"Words" button on pdf's in DT?

Hi there

When I open a pdf in DT that I’ve previously imported, I notice that some don’t have a “Words” button next to the “Classify” and “See Also” buttons.

Why is this? If I import a bunch of pdf’s with the same settings, some are getting indexed but not others.


Me again…

Could it be because the pdf has a security setting attached?

I’m guessing this is the case.

If there’s no “Words” button, then the imported PDF does not contain any text. The most likely reasons are…

  1. encrypted documents
  2. documents containing only vector/bitmap graphics

On a somewhat related note: I have the DT pdf manual in my database. And this has added to my concordance a bunch of run-on "words" such as

"Chooseyourpreferredviewforthefrontmostwindowinthe" and "youcanalsocomfortablyhighlightimportant"

What is causing this?


The conversion of PDF documents (both using pdftotext or TextLightning) to text may fail - there are often no such things as words or strings in PDF documents and therefore those utilities have to rebuild the text. And this does not always succeed.
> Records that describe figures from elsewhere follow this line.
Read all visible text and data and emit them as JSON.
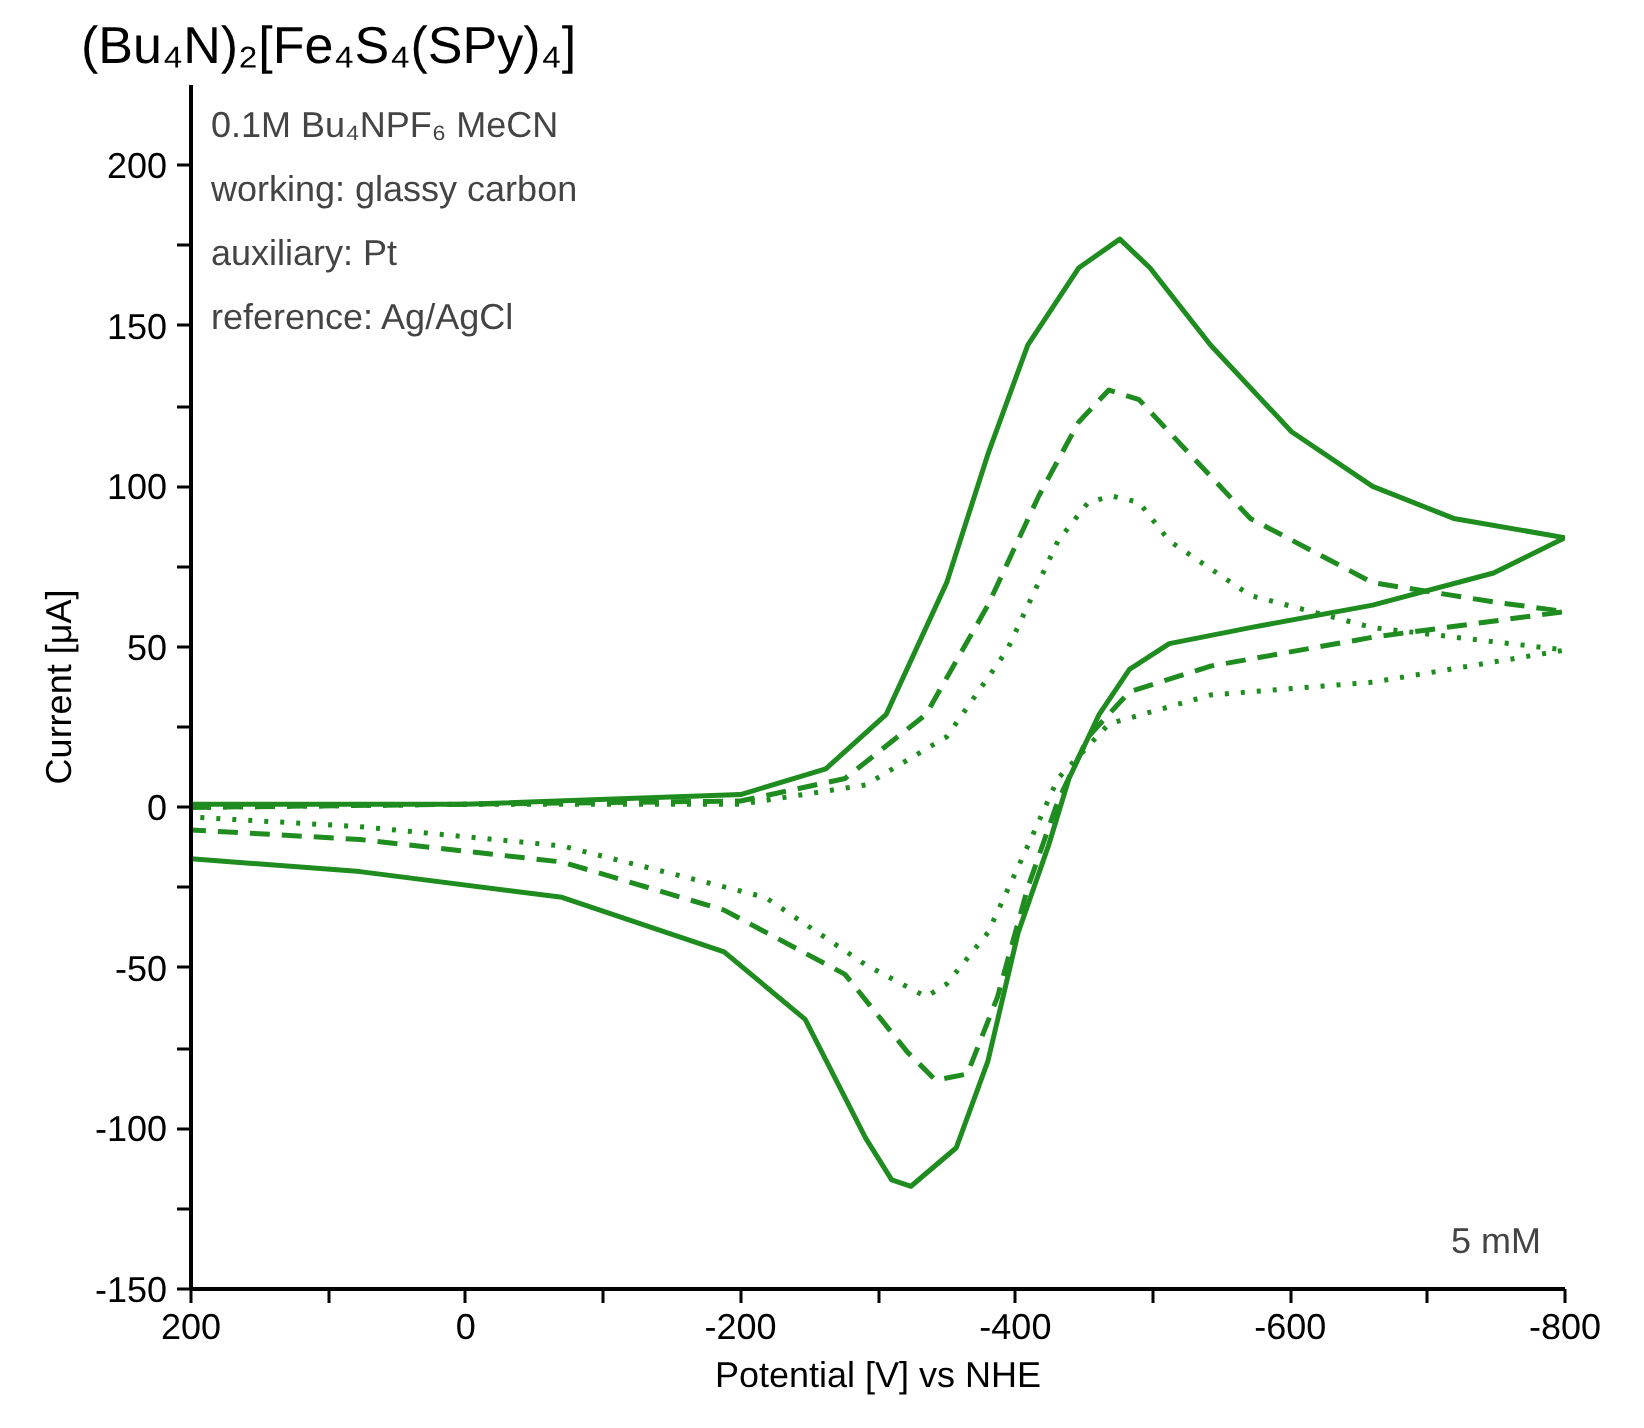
{
  "chart_data": {
    "type": "line",
    "title": "(Bu₄N)₂[Fe₄S₄(SPy)₄]",
    "xlabel": "Potential [V] vs NHE",
    "ylabel": "Current [μA]",
    "annotations": [
      "0.1M Bu₄NPF₆ MeCN",
      "working: glassy carbon",
      "auxiliary: Pt",
      "reference: Ag/AgCl",
      "5 mM"
    ],
    "xlim": [
      200,
      -800
    ],
    "ylim": [
      -150,
      225
    ],
    "xticks": [
      200,
      {
        "value": 100,
        "label": null
      },
      0,
      {
        "value": -100,
        "label": null
      },
      -200,
      {
        "value": -300,
        "label": null
      },
      -400,
      {
        "value": -500,
        "label": null
      },
      -600,
      {
        "value": -700,
        "label": null
      },
      -800
    ],
    "yticks": [
      -150,
      {
        "value": -125,
        "label": null
      },
      -100,
      {
        "value": -75,
        "label": null
      },
      -50,
      {
        "value": -25,
        "label": null
      },
      0,
      {
        "value": 25,
        "label": null
      },
      50,
      {
        "value": 75,
        "label": null
      },
      100,
      {
        "value": 125,
        "label": null
      },
      150,
      {
        "value": 175,
        "label": null
      },
      200
    ],
    "grid": false,
    "marker": "none",
    "series": [
      {
        "color": "#1e8c1e",
        "line_style": "solid",
        "x": [
          200,
          0,
          -200,
          -262,
          -306,
          -350,
          -380,
          -409,
          -446,
          -476,
          -498,
          -542,
          -601,
          -660,
          -719,
          -800,
          -748,
          -660,
          -571,
          -512,
          -483,
          -461,
          -439,
          -424,
          -402,
          -380,
          -357,
          -324,
          -310,
          -291,
          -247,
          -188,
          -70,
          77,
          200
        ],
        "values": [
          1,
          1,
          4,
          12,
          29,
          70,
          110,
          144,
          168,
          177,
          168,
          144,
          117,
          100,
          90,
          84,
          73,
          63,
          56,
          51,
          43,
          29,
          9,
          -12,
          -39,
          -79,
          -106,
          -118,
          -116,
          -103,
          -66,
          -45,
          -28,
          -20,
          -16
        ]
      },
      {
        "color": "#1e8c1e",
        "line_style": "dashed",
        "x": [
          200,
          0,
          -200,
          -276,
          -335,
          -380,
          -417,
          -446,
          -468,
          -490,
          -527,
          -571,
          -660,
          -748,
          -800,
          -660,
          -542,
          -483,
          -453,
          -431,
          -409,
          -387,
          -365,
          -342,
          -321,
          -276,
          -188,
          -70,
          77,
          200
        ],
        "values": [
          0,
          1,
          2,
          9,
          29,
          63,
          97,
          120,
          130,
          127,
          110,
          90,
          70,
          64,
          61,
          53,
          44,
          36,
          22,
          2,
          -25,
          -59,
          -83,
          -85,
          -76,
          -52,
          -32,
          -17,
          -10,
          -7
        ]
      },
      {
        "color": "#1e8c1e",
        "line_style": "dotted",
        "x": [
          200,
          0,
          -200,
          -291,
          -350,
          -394,
          -431,
          -453,
          -470,
          -490,
          -512,
          -571,
          -660,
          -800,
          -660,
          -542,
          -468,
          -431,
          -409,
          -380,
          -350,
          -335,
          -291,
          -218,
          -70,
          77,
          200
        ],
        "values": [
          0,
          1,
          1,
          7,
          22,
          49,
          83,
          95,
          97,
          95,
          83,
          66,
          56,
          49,
          39,
          35,
          26,
          9,
          -12,
          -39,
          -55,
          -59,
          -49,
          -28,
          -12,
          -6,
          -3
        ]
      }
    ]
  }
}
I like Index import very much, but the "index" will be blank (hence, unseachable) if the PDF file is image-only, or is encrypted. To check the success of an Index import, open Info for the new file. "Kind" should display "PDF + text" if successful.

If a PDF is image-only (contains no text) and you REALLY need to capture the text, it may be possible to run it through an OCR application, such as ReadIris 9.

If the PDF is encrypted, TextLightning version 3 may be able to capture the text. Or, if printing is allowed, print it as a PDF file from Preview – then try an import to DEVONthink.